If the nature of the modeling problem is classification and the feature is categorical, we can use the chi-square test to validate if the distribution of different categories across different classes is statistically significant. If the p-value is above 0.05, we can remove the categorical feature, as the distribution of categories across different classes is not significant. This could imply a weak predictor.

For classification problems and numerical features, we can perform ANOVA. The dependent variable has a value of either 1 or 0 and can be considered as 2 categories. We can calculate averages for both classes for numerical features. With the help of ANOVA, we can test the hypothesis if the different mean value thus calculated for each class of dependent variable is statistically significant. If it is not significant, we can remove such numerical features. ANOVA can also be applied for the numeric dependent variable and categorical features, in other words, regression models and categorical features.

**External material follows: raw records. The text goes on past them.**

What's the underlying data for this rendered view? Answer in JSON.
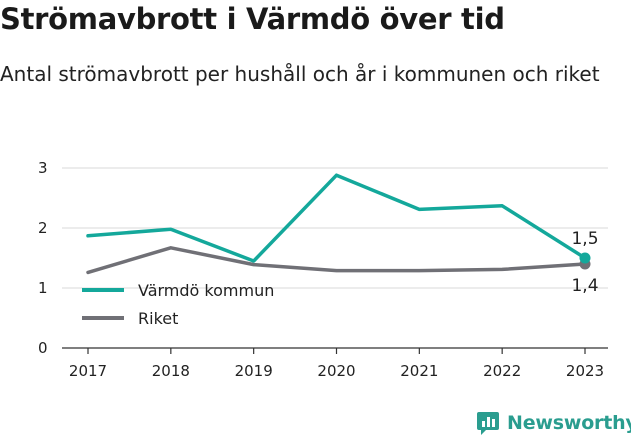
{
  "title": "Strömavbrott i Värmdö över tid",
  "subtitle": "Antal strömavbrott per hushåll och år i kommunen och riket",
  "brand": {
    "name": "Newsworthy",
    "icon": "newsworthy-logo-icon",
    "color": "#2a9d8f"
  },
  "chart_data": {
    "type": "line",
    "x": [
      "2017",
      "2018",
      "2019",
      "2020",
      "2021",
      "2022",
      "2023"
    ],
    "series": [
      {
        "name": "Värmdö kommun",
        "color": "#14a89b",
        "values": [
          1.87,
          1.98,
          1.45,
          2.88,
          2.31,
          2.37,
          1.5
        ]
      },
      {
        "name": "Riket",
        "color": "#707076",
        "values": [
          1.26,
          1.67,
          1.39,
          1.29,
          1.29,
          1.31,
          1.4
        ]
      }
    ],
    "end_labels": [
      "1,5",
      "1,4"
    ],
    "yticks": [
      "0",
      "1",
      "2",
      "3"
    ],
    "ylim": [
      0,
      3.3
    ],
    "grid": true,
    "legend_position": "bottom-left"
  }
}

For regression problems and numerical features, we can use correlation to ascertain the strength of the feature. Although correlation is not causation, this technique can still be used for high-dimensional datasets. One caveat of this method is deciding the correlation threshold to use for accepting or rejecting a feature as useful. Although it is subjective, we can keep a higher threshold such as 0.5 and above. For linear regression with multiple features, using correlation as a feature selection method has its limitations. The biggest risk will be losing out on potential interaction effects, as correlation only talks about the relation between the feature and the dependent variable in isolation, without accounting for any other feature. The same could be said for the Chi-square test and logistic regression. In such a situation, regularization techniques such as Lasso would be the most ethically sound method for feature selection for linear regression.